This is very, very cool!

Availability Group Readable Secondaries – Just Say No

Since SQL Server 2012, Microsoft has put a lot of efforts into marketing AlwaysOn Availability Groups as a feature and solution for both high availability/disaster recovery for SQL Server, and scalability for read-only workloads.  Over the last six years, I have talked more clients out of using Availability Groups than I have actually implemented for SQL Server for a lot of different reasons.  As easy as Microsoft has made it to build an Availability Group, restore and synchronize the databases, join secondary servers, etc. the simple fact is that once they are in production usage, you had better know what not to do that could break things, the impact having a readable secondary, and how to troubleshoot problems when they occur, because they will.
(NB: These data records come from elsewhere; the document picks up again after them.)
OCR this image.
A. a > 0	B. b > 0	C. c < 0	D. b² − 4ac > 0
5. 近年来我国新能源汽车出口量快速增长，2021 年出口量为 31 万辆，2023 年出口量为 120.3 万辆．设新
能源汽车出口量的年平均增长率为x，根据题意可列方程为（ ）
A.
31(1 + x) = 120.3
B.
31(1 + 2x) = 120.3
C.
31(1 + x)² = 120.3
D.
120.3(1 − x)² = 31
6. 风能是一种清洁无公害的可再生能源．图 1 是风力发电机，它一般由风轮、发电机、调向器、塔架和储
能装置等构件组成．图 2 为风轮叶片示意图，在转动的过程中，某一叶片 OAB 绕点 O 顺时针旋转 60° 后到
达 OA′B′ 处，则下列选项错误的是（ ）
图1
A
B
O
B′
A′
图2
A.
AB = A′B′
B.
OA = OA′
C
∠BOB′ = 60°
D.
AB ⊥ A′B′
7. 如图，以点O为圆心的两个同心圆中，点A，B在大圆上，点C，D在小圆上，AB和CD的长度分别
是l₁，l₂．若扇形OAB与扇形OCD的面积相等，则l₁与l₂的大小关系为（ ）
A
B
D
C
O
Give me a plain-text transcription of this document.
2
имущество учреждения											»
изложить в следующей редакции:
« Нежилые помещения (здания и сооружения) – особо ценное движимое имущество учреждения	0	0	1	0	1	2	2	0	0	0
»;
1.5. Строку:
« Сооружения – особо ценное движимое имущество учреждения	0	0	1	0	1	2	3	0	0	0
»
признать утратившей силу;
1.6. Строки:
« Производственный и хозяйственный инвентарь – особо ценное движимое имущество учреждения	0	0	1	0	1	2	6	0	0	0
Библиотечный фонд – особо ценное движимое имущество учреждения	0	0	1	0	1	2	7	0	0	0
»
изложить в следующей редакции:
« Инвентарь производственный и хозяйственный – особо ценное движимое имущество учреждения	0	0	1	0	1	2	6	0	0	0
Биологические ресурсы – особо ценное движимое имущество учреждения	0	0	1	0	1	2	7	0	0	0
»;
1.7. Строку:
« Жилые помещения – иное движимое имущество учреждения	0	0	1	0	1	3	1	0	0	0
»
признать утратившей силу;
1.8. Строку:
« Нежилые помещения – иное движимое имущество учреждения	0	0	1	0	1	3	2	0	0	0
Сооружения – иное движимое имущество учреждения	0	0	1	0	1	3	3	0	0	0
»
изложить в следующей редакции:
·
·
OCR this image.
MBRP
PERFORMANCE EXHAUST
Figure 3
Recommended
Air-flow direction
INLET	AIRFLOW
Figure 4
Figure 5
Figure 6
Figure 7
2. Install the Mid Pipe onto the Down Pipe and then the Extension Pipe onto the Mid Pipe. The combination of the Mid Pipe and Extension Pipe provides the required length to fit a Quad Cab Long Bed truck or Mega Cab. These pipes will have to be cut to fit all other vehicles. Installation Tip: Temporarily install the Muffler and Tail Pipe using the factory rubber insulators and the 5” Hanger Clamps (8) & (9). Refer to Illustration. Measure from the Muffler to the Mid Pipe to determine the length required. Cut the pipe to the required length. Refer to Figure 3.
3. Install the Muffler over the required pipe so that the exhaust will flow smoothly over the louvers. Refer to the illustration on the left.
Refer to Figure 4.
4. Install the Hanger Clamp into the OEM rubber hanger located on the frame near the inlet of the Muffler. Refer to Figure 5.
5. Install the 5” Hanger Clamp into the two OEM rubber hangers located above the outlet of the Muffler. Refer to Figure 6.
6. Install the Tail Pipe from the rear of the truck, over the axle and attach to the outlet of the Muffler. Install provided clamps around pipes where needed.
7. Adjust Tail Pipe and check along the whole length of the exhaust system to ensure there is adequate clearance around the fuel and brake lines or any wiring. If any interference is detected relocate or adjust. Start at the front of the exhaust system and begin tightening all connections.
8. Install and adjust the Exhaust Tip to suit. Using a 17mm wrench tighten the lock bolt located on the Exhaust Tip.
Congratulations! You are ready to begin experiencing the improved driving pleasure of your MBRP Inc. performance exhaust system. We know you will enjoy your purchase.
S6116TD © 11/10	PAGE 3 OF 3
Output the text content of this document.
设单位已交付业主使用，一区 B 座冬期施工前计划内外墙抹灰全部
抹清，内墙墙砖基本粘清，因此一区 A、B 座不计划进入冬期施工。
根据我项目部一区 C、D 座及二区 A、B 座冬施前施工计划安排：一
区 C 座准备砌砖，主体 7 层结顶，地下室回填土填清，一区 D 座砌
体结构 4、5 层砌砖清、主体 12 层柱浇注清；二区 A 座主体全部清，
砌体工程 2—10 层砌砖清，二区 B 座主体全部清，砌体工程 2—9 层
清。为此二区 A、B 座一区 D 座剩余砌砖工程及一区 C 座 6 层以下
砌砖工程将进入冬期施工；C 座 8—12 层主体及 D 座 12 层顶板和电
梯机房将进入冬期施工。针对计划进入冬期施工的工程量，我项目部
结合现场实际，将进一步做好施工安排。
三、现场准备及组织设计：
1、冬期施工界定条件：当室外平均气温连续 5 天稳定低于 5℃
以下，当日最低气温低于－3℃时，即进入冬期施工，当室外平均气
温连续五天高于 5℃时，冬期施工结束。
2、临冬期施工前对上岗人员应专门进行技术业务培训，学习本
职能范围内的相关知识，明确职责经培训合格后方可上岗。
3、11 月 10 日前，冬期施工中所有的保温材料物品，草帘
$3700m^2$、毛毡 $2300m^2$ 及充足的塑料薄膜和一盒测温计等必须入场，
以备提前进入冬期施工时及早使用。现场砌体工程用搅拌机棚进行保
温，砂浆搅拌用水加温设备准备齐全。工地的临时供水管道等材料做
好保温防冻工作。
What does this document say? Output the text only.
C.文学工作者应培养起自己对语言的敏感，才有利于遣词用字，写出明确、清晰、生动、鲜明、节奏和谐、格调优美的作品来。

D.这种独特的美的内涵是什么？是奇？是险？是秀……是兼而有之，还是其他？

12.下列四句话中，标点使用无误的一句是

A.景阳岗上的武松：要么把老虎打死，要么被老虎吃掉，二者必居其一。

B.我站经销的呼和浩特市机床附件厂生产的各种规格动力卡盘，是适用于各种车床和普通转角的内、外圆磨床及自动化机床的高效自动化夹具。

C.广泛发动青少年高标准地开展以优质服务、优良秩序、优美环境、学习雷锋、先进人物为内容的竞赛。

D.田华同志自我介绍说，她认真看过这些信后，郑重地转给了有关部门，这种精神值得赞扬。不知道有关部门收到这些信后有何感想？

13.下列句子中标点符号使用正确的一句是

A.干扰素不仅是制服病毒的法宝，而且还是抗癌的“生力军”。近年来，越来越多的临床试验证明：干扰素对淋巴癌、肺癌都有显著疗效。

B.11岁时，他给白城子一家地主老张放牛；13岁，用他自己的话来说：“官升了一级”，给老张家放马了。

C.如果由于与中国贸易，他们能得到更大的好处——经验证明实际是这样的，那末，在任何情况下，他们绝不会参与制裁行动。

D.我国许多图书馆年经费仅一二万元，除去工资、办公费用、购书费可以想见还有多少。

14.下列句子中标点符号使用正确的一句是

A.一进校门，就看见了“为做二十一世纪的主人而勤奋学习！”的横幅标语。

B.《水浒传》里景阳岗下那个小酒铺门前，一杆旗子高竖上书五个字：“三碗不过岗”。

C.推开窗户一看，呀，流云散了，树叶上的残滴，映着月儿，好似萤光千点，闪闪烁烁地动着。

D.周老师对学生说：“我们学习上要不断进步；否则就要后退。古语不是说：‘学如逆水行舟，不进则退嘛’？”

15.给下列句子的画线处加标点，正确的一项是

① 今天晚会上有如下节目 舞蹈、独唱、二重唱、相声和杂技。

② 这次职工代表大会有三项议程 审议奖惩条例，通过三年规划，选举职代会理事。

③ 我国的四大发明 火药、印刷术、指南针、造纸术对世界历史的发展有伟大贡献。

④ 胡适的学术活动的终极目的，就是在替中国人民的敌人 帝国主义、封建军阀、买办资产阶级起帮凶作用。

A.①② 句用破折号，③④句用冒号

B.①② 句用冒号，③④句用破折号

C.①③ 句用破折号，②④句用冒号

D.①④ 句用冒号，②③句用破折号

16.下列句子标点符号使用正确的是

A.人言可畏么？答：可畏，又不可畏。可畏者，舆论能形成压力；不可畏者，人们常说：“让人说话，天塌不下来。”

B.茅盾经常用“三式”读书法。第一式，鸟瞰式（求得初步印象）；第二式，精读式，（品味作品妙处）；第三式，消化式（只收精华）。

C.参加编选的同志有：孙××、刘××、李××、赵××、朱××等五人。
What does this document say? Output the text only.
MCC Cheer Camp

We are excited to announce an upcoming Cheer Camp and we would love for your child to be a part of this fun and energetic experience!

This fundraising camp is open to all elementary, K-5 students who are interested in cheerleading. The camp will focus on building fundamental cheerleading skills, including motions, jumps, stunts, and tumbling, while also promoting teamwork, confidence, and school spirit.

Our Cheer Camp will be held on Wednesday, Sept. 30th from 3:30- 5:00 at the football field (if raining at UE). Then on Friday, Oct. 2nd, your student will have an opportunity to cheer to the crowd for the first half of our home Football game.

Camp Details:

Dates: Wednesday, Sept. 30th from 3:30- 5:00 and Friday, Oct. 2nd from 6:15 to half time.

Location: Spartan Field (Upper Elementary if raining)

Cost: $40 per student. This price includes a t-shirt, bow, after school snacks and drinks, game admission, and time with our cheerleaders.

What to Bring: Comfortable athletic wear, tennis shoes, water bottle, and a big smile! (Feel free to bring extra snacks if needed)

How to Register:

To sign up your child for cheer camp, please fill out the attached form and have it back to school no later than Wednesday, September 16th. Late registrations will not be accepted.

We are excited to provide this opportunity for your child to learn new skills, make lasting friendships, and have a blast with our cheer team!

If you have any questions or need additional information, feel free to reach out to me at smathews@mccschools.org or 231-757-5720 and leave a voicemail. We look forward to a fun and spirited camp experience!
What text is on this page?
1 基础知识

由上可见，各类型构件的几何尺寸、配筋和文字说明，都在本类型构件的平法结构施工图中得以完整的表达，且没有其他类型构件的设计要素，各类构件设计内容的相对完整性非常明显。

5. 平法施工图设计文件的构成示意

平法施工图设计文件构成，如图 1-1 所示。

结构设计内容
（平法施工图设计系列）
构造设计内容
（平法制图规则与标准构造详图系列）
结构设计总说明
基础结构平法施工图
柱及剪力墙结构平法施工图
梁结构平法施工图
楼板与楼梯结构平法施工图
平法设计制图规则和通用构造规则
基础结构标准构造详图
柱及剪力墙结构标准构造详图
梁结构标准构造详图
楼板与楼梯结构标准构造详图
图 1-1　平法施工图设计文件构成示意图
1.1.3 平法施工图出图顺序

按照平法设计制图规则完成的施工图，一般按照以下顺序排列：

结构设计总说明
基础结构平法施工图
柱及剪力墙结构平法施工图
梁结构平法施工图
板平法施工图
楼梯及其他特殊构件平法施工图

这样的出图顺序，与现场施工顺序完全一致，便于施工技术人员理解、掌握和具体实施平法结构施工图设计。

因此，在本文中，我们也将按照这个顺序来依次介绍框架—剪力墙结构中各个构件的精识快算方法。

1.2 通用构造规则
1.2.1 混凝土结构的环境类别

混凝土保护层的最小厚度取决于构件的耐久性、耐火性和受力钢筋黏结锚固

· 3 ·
A lot of the implementation questions I get for Availability Groups are generally looking at leveraging a secondary replica for High Availability or Disaster Recovery and often times also for offloading reporting or readable workloads.  Readable Secondary copies of the database are really simple at the surface conceptually, but there are a lot of additional considerations I make that could lead you to another technology entirely like Transactional Replication or Log Shipping with Standby. Let’s look at how these three stack up against each other for different data access requirements.

Real-time Data

First things first, for real-time data access, you only have one option, the primary writeable copy of the database. In replication this is the publisher database, log shipping calls it the log shipped primary, and Availability Groups refers to it as the primary replica.  None of the secondary copies of the data, even in a synchronous Availability Group replica, is ever guaranteed to actually be real-time data.  A synchronous Availability Group only guarantees that the log records for an operation are hardened in the synchronous secondary replicas transaction log allowing them to later be redone on the secondary database when a transaction commits.  Depending on the volume of activity that is occurring, and whether the secondary replica is being used for read-only workloads or has sufficient hardware, the redo thread can typically be anywhere from a few hundred milliseconds to a few seconds behind the actual primary replica.  This means that if you insert data into a table, scope the identity value and return it back to the application, then attempt to read that record immediately from the read-only secondary, it could actually not be there (Yes, this actually does happen).

Near Real-time Data

For near real time data access, both Replication and the Availability Group can meet the requirement for near real-time data. Replication typically will have slightly more latency than an Availability Group readable secondary in either commit mode by a few seconds due to the way replication functions.  The log reader agent has to read the transaction log, write replication changes to the distribution database, and then the distribution agent has to pickup those changes up and apply them to the subscriber.  This typically has a latency of 3-7 seconds under normal conditions, where an Availability Group readable secondary could have less latency depending on the volume of activity. The big difference between the two is entirely in the implementation and features supported.

If you need a non-clustered index to support the read-only workload, that index must be created on the primary database of an Availability Group for it to be available on the readable secondary.  This means you have to backup and maintain that index and the maintenance will affect all servers in the Availability Group as a logged operation requiring redo on secondary replicas.  This is not the case with transactional replication, where the subscriber database is a writeable copy of the database and can have a completely different indexing design from the publisher database that is based on just the read-only workload.  Since the subscriber database is writeable, that also means that you can use features like Query Store, plan forcing, and automatic plan correction for the read-only workload; all of these are unavailable for a readable secondary replica in an Availability Group because the database is an exact duplicate of the primary (which can be enabled for Query Store and use these features).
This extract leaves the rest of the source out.